In fact, our blood comes
in a few different varieties.
Our red blood cells contain
a protein called hemoglobin
that binds to oxygen,
allowing the cells to transport it
throughout the body.
But they also have another kind
of complex protein
on the outside of the cell membrane.
These proteins, known as antigens,
communicate with white blood cells,
immune cells that protect
against infection.
Antigens serve as identifying markers,
allowing the immune system to recognize
your body's own cells
without attacking them as foreign bodies.

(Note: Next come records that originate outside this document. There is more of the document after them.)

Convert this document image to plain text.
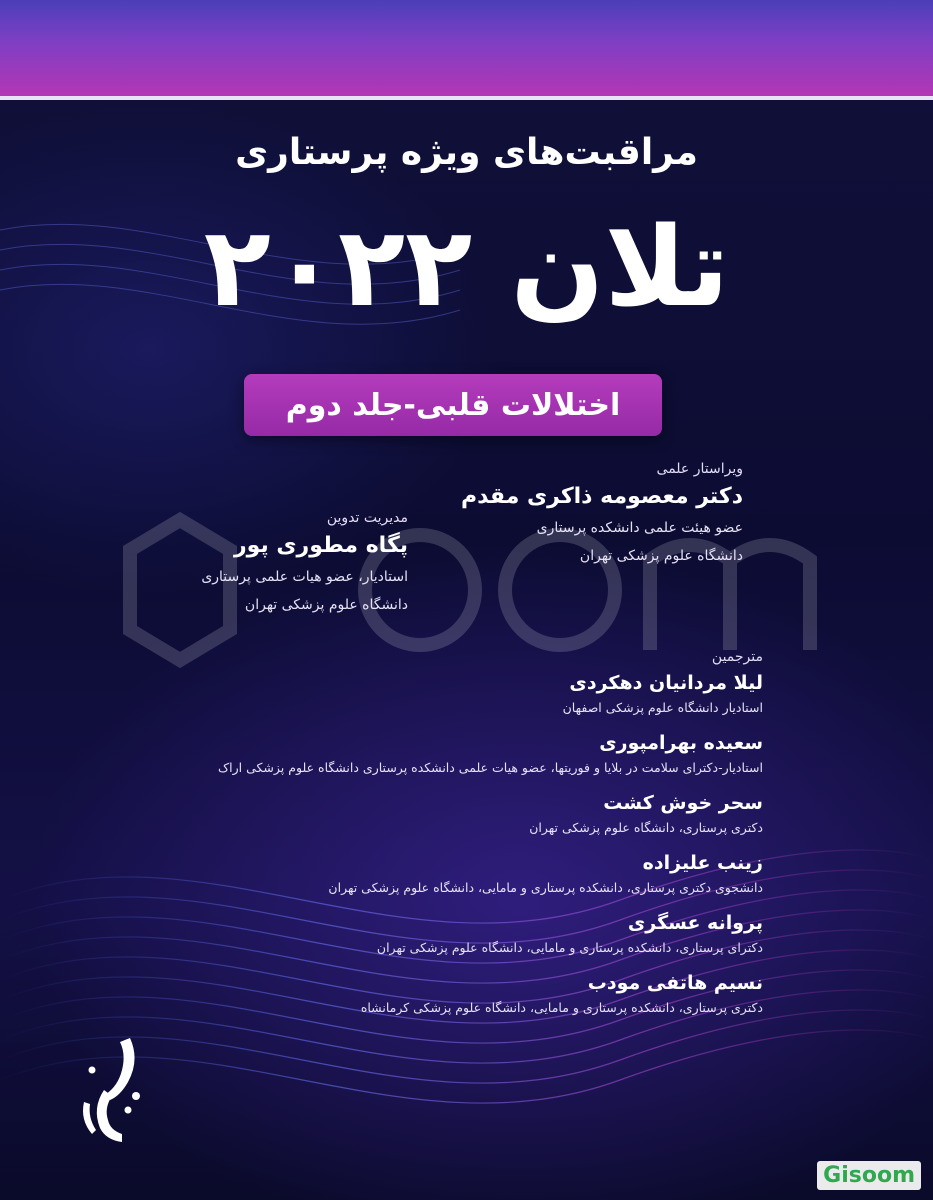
مراقبت‌های ویژه پرستاری
تلان ۲۰۲۲
اختلالات قلبی-جلد دوم
ویراستار علمی
دکتر معصومه ذاکری مقدم
عضو هیئت علمی دانشکده پرستاری
دانشگاه علوم پزشکی تهران
مدیریت تدوین
پگاه مطوری پور
استادیار، عضو هیات علمی پرستاری
دانشگاه علوم پزشکی تهران
مترجمین
لیلا مردانیان دهکردی
استادیار دانشگاه علوم پزشکی اصفهان
سعیده بهرامپوری
استادیار-دکترای سلامت در بلایا و فوریتها، عضو هیات علمی دانشکده پرستاری دانشگاه علوم پزشکی اراک
سحر خوش کشت
دکتری پرستاری، دانشگاه علوم پزشکی تهران
زینب علیزاده
دانشجوی دکتری پرستاری، دانشکده پرستاری و مامایی، دانشگاه علوم پزشکی تهران
پروانه عسگری
دکترای پرستاری، دانشکده پرستاری و مامایی، دانشگاه علوم پزشکی تهران
نسیم هاتفی مودب
دکتری پرستاری، دانشکده پرستاری و مامایی، دانشگاه علوم پزشکی کرمانشاه
Gisoom
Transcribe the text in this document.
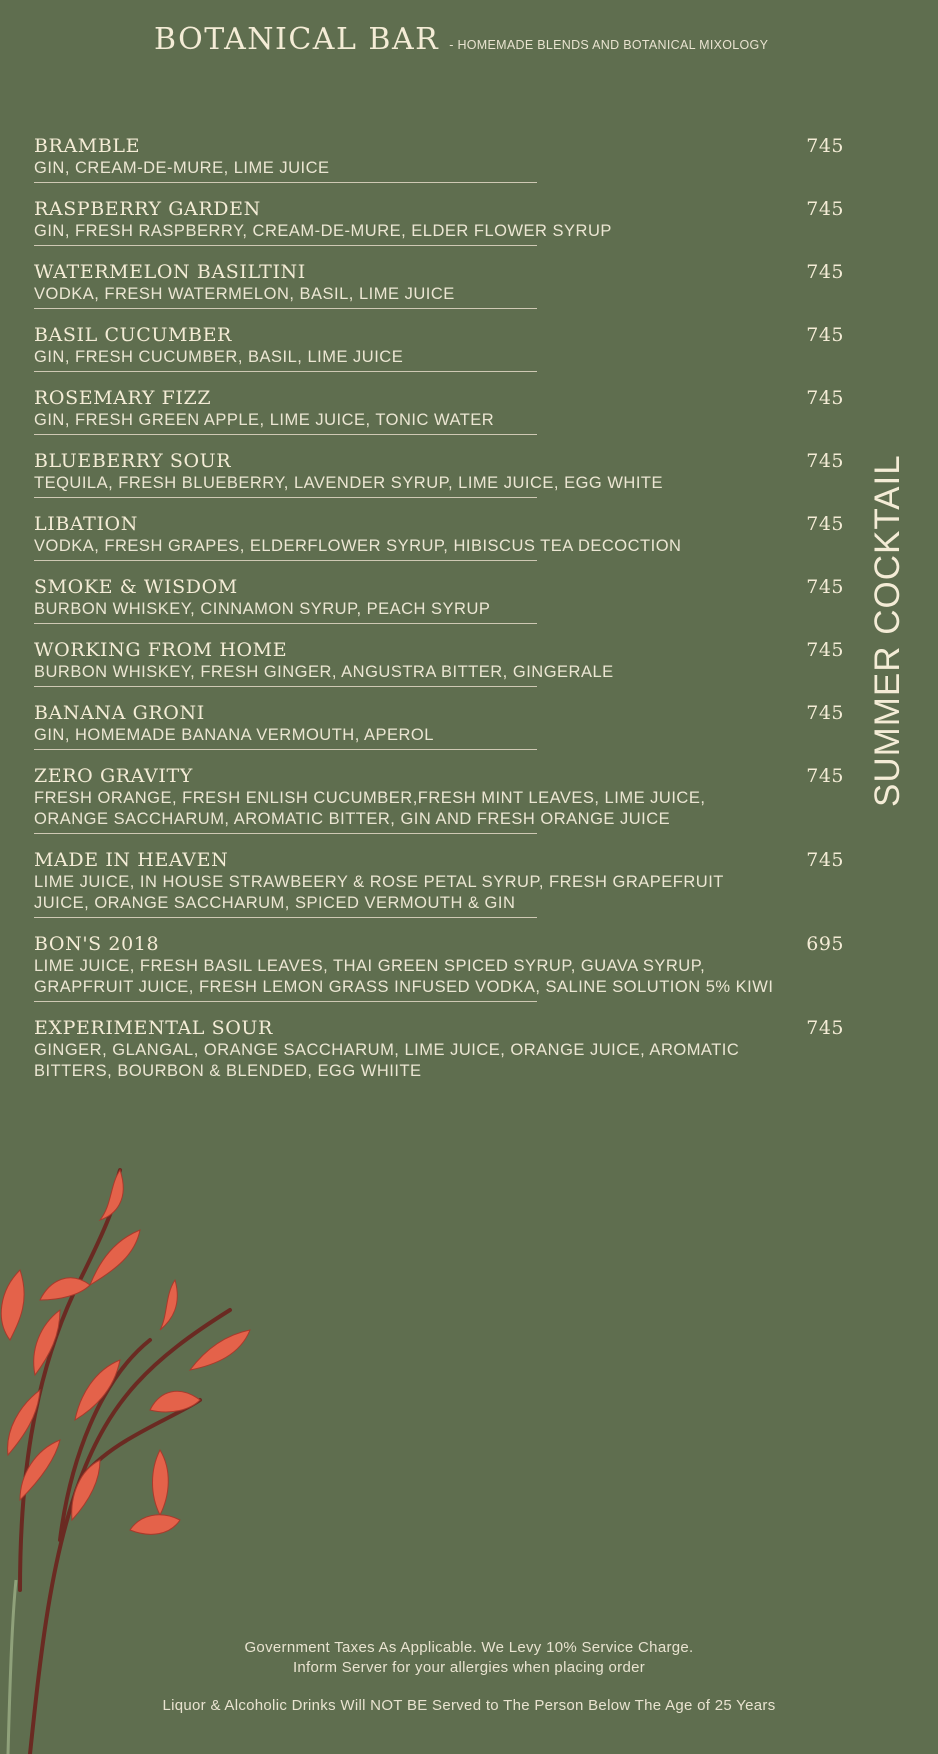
BOTANICAL BAR - HOMEMADE BLENDS AND BOTANICAL MIXOLOGY
BRAMBLE	745
GIN, CREAM-DE-MURE, LIME JUICE
RASPBERRY GARDEN	745
GIN, FRESH RASPBERRY, CREAM-DE-MURE, ELDER FLOWER SYRUP
WATERMELON BASILTINI	745
VODKA, FRESH WATERMELON, BASIL, LIME JUICE
BASIL CUCUMBER	745
GIN, FRESH CUCUMBER, BASIL, LIME JUICE
ROSEMARY FIZZ	745
GIN, FRESH GREEN APPLE, LIME JUICE, TONIC WATER
BLUEBERRY SOUR	745
TEQUILA, FRESH BLUEBERRY, LAVENDER SYRUP, LIME JUICE, EGG WHITE
LIBATION	745
VODKA, FRESH GRAPES, ELDERFLOWER SYRUP, HIBISCUS TEA DECOCTION
SMOKE & WISDOM	745
BURBON WHISKEY, CINNAMON SYRUP, PEACH SYRUP
WORKING FROM HOME	745
BURBON WHISKEY, FRESH GINGER, ANGUSTRA BITTER, GINGERALE
BANANA GRONI	745
GIN, HOMEMADE BANANA VERMOUTH, APEROL
ZERO GRAVITY	745
FRESH ORANGE, FRESH ENLISH CUCUMBER,FRESH MINT LEAVES, LIME JUICE, ORANGE SACCHARUM, AROMATIC BITTER, GIN AND FRESH ORANGE JUICE
MADE IN HEAVEN	745
LIME JUICE, IN HOUSE STRAWBEERY & ROSE PETAL SYRUP, FRESH GRAPEFRUIT JUICE, ORANGE SACCHARUM, SPICED VERMOUTH & GIN
BON'S 2018	695
LIME JUICE, FRESH BASIL LEAVES, THAI GREEN SPICED SYRUP, GUAVA SYRUP, GRAPFRUIT JUICE, FRESH LEMON GRASS INFUSED VODKA, SALINE SOLUTION 5% KIWI
EXPERIMENTAL SOUR	745
GINGER, GLANGAL, ORANGE SACCHARUM, LIME JUICE, ORANGE JUICE, AROMATIC BITTERS, BOURBON & BLENDED, EGG WHIITE
SUMMER COCKTAIL
Government Taxes As Applicable. We Levy 10% Service Charge.
Inform Server for your allergies when placing order
Liquor & Alcoholic Drinks Will NOT BE Served to The Person Below The Age of 25 Years
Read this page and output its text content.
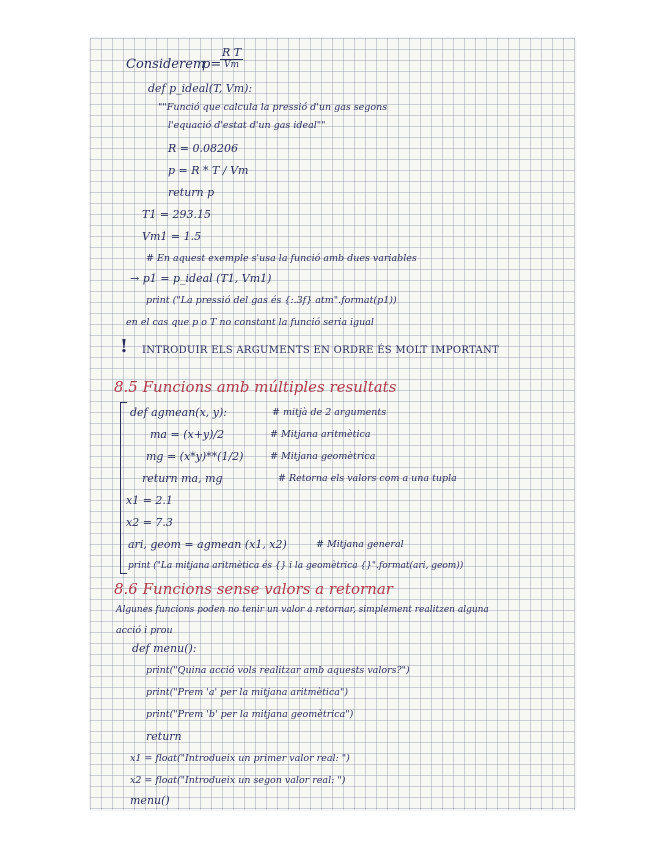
Considerem
p=
R T
Vm
def p_ideal(T, Vm):
""Funció que calcula la pressió d'un gas segons
l'equació d'estat d'un gas ideal""
R = 0.08206
p = R * T / Vm
return p
T1 = 293.15
Vm1 = 1.5
# En aquest exemple s'usa la funció amb dues variables
→ p1 = p_ideal (T1, Vm1)
print ("La pressió del gas és {:.3f} atm".format(p1))
en el cas que p o T no constant la funció seria igual
! INTRODUIR ELS ARGUMENTS EN ORDRE ÉS MOLT IMPORTANT
8.5 Funcions amb múltiples resultats
def agmean(x, y):	# mitjà de 2 arguments
ma = (x+y)/2	# Mitjana aritmètica
mg = (x*y)**(1/2)	# Mitjana geomètrica
return ma, mg	# Retorna els valors com a una tupla
x1 = 2.1
x2 = 7.3
ari, geom = agmean (x1, x2)	# Mitjana general
print ("La mitjana aritmètica és {} i la geomètrica {}".format(ari, geom))
8.6 Funcions sense valors a retornar
Algunes funcions poden no tenir un valor a retornar, simplement realitzen alguna
acció i prou
def menu():
print("Quina acció vols realitzar amb aquests valors?")
print("Prem 'a' per la mitjana aritmètica")
print("Prem 'b' per la mitjana geomètrica")
return
x1 = float("Introdueix un primer valor real: ")
x2 = float("Introdueix un segon valor real: ")
menu()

The two main kinds of antigens, A and B,
determine your blood type.
But how do we get four blood types
from only two antigens?
Well, the antigens are coded for
by three different alleles,
varieties of a particular gene.
While the A and B alleles code
for A and B antigens,
the O allele codes for neither,
and because we inherit
one copy of each gene from each parent,
every individual has two alleles
determining blood type.
When these happen to be different,
one overrides the other
depending on their relative dominance.
For blood types, the A and B alleles
are both dominant, while O is recessive.
So A and A gives you type A blood,
while B and B gives you type B.
If you inherit one of each,
the resulting codominance
will produce both A and B antigens,
which is type AB.
The O allele is recessive,
so either of the others will override it
when they're paired,
resulting in either type A or type B.
But if you happen to inherit two Os,
instructions will be expressed
that make blood cells
without the A or the B antigen.
Because of these interactions,
knowing both parents' blood types
lets us predict the relative probability
of their children's blood types.
Why do blood types matter?
For blood transfusions,
finding the correct one is a matter
of life and death.
If someone with type A blood
is given type B blood, or vice versa,
their antibodies will reject
the foreign antigens and attack them,
potentially causing
the transfused blood to clot.
But because people with type AB blood
produce both A and B antigens,
they don't make antibodies against them,
so they will recognize either as safe,
making them universal recipients.
On the other hand,
people with blood type O
do not produce either antigen,
which makes them universal donors,
but will cause their immune system
to make antibodies
that reject any other blood type.
Unfortunately, matching donors
and recipients is a bit more complicated
due to additional antigen systems,
particular the Rh factor,
named after the Rhesus monkeys
in which it was first isolated.
Rh+ or Rh- refers to the presence
or absence of the D antigen
of the Rh blood group system.
And in addition to impeding
some blood transfusions,
it can cause severe complications
in pregnancy.
If an Rh- mother is carrying an Rh+ child,
her body will produce Rh antibodies
that may cross the placenta
and attack the fetus,
a condition known as
hemolytic disease of the newborn.
Some cultures believe blood type
to be associated with personality,
though this is not
supported by science.
And though the proportions
of different blood types
vary between human populations,
scientists aren't sure why they evolved;
perhaps as protection
against blood born diseases,
or due to random genetic drift.
Finally, different species
have different sets of antigens.
In fact, the four main blood types
shared by us apes
seem paltry in comparison
to the thirteen types found in dogs.